In den Akten seien die Experten auf gravierende Mängel und Lücken gestoßen, sagte der frühere Oberstaatsanwalt Kurt Schrimm. Das lasse darauf schließen, dass die Akten „entweder unentschuldbar schlampig geführt oder manipuliert“ worden seien. Zudem werteten die Fachleute 2.164 Fragebögen von aktuellen und früheren Mitarbeitenden des Bistums aus. Sie stießen auf insgesamt 81 Tatverdächtige, darunter 55 Kleriker. 23 von ihnen waren in einer früheren Studie noch nicht bekannt. 61 Tatverdächtige stammten aus Janssens Amtszeit.
Bischof Wilmer hatte die jetzige Untersuchung im April 2019 in Auftrag gegeben. Er zeigte sich erschüttert über die Ergebnisse. Als Konsequenz forderte er umfangreiche Reformen und eine Neuausrichtung der katholischen Sexualmoral. Für die Betroffenen sagte Jens Windel, sie litten ihr Leben lang unter den Missbrauchstaten. Traumatisierung, Angst und Panik machten ihnen zu schaffen. „Ein Großteil der Betroffenen kann wegen des Missbrauchs kein normales soziales Leben führen.“
Ausgangspunkt der Untersuchung war die Frage, ob Bischof Janssen selbst ein Missbrauchstäter war. Zwei frühere Messdiener hatten 2015 und 2018 angegeben, von Janssen sexuell missbraucht worden zu sein. „Wir haben keine weiteren Belastungen entdeckt, allerdings auch keine neuen entlastenden Aspekte“, sagte Niewisch-Lennartz. Auch konkrete Anhaltspunkte für ein regelrechtes Täter-Netzwerk hätten sich nicht gefunden.
Pädosexuelle Priester hätten zu Zeiten von Janssen aber Kinder immer in ihrer Nähe gehabt - ob im Zeltlager, in der Gemeinde oder in der Wohnung des Priesters: „Für Betroffene gab es keine sicheren Orte. Der Schutz durch Schweigen war fast perfekt.“ Kinder hätten aus Scham genauso geschwiegen wie ihre Eltern aus Angst vor einem Skandal.

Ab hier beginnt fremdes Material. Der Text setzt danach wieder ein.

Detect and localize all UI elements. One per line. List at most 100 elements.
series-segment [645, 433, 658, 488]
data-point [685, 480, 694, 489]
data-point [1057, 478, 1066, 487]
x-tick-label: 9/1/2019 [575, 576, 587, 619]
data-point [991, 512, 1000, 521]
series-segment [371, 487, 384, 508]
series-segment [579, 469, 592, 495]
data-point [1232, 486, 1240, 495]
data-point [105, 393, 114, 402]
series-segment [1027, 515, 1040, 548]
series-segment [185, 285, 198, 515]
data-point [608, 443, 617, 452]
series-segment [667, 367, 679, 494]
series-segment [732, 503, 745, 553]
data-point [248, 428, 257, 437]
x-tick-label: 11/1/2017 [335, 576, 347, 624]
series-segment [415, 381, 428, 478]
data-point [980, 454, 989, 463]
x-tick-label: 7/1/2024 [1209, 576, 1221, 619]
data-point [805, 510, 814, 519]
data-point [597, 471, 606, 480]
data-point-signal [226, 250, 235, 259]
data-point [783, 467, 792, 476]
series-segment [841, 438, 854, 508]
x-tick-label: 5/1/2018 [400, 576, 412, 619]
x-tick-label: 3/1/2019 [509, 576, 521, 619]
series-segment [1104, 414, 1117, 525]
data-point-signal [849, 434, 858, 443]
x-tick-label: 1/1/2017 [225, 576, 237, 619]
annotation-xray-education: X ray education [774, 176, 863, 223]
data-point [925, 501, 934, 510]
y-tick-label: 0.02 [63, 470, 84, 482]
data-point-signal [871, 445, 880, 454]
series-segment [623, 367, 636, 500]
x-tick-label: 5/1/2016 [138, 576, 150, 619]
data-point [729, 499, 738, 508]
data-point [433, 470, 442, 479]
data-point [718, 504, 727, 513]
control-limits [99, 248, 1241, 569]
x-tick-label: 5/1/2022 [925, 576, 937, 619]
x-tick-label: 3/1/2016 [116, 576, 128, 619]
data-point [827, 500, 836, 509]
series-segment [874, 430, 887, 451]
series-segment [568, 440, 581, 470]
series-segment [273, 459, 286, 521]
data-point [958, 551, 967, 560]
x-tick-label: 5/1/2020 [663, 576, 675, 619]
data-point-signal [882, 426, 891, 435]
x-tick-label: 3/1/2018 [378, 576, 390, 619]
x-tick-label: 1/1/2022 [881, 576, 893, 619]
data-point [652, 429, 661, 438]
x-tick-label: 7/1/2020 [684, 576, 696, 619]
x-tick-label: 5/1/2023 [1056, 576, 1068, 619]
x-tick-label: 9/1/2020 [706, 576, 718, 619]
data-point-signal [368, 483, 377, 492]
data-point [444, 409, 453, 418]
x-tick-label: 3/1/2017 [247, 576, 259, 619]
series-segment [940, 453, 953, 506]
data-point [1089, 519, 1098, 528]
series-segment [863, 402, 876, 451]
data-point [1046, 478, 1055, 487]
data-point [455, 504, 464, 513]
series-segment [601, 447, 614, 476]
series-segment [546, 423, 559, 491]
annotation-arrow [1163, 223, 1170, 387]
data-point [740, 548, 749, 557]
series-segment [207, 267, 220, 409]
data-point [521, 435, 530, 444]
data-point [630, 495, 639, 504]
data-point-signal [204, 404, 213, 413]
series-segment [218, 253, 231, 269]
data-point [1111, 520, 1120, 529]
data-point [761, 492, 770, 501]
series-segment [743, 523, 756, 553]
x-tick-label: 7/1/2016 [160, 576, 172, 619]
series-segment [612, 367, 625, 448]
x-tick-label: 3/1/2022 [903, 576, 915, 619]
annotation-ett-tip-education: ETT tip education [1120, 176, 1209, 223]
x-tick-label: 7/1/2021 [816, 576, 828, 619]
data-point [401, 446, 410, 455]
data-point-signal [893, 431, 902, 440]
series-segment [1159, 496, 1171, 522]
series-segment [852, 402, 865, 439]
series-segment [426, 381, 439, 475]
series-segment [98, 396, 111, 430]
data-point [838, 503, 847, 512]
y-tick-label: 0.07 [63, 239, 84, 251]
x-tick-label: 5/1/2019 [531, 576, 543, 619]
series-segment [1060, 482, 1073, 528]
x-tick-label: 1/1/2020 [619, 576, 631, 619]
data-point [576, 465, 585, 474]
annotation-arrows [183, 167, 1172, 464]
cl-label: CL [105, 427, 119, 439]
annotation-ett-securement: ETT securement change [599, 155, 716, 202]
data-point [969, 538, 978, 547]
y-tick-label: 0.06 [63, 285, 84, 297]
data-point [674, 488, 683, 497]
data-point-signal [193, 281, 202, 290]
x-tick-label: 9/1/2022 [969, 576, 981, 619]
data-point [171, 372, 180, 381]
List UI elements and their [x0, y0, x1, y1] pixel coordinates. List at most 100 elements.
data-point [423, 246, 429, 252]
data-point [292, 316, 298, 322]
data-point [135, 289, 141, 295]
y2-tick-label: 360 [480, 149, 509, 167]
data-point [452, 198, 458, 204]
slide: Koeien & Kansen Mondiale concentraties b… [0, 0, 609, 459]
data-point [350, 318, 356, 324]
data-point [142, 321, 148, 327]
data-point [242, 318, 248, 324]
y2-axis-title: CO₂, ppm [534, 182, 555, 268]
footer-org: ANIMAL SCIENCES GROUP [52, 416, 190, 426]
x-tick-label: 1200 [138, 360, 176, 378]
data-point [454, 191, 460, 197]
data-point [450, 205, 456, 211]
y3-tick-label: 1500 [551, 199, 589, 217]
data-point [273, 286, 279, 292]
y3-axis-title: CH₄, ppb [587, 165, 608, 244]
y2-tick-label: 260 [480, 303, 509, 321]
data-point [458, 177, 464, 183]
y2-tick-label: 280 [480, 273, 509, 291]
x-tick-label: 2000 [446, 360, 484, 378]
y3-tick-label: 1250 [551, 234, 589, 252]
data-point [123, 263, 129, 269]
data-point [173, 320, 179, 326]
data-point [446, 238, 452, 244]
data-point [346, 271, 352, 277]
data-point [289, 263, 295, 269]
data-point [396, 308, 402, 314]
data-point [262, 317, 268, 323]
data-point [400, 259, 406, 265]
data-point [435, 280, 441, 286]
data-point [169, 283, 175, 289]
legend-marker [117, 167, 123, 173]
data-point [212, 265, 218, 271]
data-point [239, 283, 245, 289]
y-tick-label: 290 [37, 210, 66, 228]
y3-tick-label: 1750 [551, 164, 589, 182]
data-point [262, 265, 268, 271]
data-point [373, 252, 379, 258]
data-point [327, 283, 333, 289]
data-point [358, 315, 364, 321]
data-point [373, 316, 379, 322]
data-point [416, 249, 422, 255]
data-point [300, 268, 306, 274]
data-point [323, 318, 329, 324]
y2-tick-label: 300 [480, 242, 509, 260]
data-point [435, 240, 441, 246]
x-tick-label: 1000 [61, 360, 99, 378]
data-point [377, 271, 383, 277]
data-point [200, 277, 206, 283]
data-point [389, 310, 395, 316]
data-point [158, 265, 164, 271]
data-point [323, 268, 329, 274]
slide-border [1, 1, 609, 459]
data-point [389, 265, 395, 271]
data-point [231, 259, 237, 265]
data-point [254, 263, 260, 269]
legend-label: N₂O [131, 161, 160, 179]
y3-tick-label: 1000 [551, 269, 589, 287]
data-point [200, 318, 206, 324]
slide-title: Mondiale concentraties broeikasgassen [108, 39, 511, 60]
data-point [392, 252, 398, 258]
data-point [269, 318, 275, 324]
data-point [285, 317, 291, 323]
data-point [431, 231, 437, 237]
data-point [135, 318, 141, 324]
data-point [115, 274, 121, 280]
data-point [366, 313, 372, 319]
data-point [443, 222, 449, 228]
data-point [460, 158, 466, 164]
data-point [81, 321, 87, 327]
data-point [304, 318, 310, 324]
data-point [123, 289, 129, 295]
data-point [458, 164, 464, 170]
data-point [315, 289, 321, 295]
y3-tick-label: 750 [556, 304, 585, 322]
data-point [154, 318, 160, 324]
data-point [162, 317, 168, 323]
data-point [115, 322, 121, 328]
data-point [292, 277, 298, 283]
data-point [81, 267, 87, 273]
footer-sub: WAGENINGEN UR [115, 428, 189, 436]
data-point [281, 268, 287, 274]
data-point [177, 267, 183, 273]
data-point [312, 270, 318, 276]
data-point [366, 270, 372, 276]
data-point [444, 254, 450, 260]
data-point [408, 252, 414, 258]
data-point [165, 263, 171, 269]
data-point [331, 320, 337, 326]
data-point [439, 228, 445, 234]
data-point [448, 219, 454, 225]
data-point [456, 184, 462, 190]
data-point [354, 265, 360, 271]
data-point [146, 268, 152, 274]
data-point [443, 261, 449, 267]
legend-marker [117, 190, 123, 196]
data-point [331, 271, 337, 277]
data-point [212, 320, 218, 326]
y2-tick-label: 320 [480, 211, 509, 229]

Wilmer sprach in einer ersten Reaktion von „Systemversagen“. Die Untersuchung zeige eine völlige Verklärung eines bestimmten Priesterbildes. Für die Betroffenen forderte Jens Windel mit teils stockender Stimme eine schnelle Aufarbeitung aller Missbrauchsfälle bis in die Gegenwart und eine angemessene finanzielle Anerkennung des Leids.